これはどういうことなのだろう。
なぜ純玲は自分の会社の代表を動かすことが出来たのだろうか。
純玲はこんな手を使ってでもあっくんと結婚したいのだろうか。
十条専務が声をあげた。
「分かりました。」
「それはよかった。わかってもらえたのですね。」
ニヤニヤと不敵な笑みを浮かべる国光氏は勝ち誇ったような表情だ。
「御社とのお取引は今後すべて無かったことにしましょう。」
「なんだって!自分が何を言っているのかわかっているのか…十条不動産は傾くほどの損失だぞ!」
十条専務は国光氏を睨みつけるような鋭い視線を向けた。
「私達の会社はそんなことで傾くことはありません。それよりも今日のこの会話は録音してあります。これをメディアやマスコミに持って行ったら大きな騒ぎになるでしょうね。
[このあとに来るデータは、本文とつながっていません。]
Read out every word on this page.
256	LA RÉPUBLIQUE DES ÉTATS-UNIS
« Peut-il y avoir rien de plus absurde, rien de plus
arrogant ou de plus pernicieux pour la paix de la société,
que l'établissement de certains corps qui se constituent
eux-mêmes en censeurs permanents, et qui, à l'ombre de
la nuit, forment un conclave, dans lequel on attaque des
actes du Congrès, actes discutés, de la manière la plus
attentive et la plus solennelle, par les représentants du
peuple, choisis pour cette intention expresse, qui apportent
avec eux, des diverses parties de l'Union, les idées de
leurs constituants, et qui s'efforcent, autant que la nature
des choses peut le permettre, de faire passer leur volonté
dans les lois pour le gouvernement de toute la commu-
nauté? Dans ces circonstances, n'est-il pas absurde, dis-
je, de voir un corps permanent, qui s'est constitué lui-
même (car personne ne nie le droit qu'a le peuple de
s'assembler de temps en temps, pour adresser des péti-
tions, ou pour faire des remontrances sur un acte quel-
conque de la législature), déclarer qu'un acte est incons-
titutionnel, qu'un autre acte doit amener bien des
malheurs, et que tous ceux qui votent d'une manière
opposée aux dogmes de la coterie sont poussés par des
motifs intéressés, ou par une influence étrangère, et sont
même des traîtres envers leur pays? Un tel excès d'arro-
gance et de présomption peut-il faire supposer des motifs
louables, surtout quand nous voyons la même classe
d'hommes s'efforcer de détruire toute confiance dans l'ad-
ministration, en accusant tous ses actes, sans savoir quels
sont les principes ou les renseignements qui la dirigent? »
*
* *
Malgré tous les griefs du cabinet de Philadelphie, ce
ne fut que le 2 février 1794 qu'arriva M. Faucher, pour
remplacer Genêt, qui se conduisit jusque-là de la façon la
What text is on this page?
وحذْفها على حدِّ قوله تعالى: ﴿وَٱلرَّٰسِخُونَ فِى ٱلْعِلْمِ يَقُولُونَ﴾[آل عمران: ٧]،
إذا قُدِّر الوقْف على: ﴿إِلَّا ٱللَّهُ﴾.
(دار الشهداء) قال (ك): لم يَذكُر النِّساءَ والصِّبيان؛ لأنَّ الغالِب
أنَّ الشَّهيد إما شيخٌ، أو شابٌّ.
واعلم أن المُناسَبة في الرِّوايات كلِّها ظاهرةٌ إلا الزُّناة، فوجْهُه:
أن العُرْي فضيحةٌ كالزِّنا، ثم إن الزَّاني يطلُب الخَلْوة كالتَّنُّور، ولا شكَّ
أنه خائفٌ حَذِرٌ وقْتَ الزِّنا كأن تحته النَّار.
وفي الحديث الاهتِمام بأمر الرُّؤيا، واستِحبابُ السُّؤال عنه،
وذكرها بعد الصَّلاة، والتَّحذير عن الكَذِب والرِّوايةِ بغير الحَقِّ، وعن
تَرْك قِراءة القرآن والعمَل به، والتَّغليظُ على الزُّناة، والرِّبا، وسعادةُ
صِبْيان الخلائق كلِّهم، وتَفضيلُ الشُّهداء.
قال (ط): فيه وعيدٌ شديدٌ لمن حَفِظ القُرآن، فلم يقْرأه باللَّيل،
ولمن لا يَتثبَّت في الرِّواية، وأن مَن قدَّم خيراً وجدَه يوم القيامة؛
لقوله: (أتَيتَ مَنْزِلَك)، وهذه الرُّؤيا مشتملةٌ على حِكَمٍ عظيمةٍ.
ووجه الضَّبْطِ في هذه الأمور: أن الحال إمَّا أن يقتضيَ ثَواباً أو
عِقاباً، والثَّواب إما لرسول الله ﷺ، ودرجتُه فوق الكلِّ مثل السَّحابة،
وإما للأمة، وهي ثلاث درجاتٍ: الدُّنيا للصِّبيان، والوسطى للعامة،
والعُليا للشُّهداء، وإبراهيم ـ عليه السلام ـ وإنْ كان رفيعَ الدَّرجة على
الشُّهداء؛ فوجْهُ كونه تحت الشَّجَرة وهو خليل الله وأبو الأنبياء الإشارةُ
」
「なんだって!この若造がいい気になりやがって。」
「それがあなたの本音ですね。国光さん。」
「クソっ…」
国光氏はその場で立ちあがった。
すると純玲は国光氏の腕を掴んだ。
「何を負けているのですか社長。このままでは社長の不正やセクハラを訴えますよ!」
「うるさい!!もとはと言えばお前がこんな取引を持ち掛けるからいけないんだ。もうどうでも良い…俺は帰る。」
十条専務は笑顔で秘書に声を掛けた。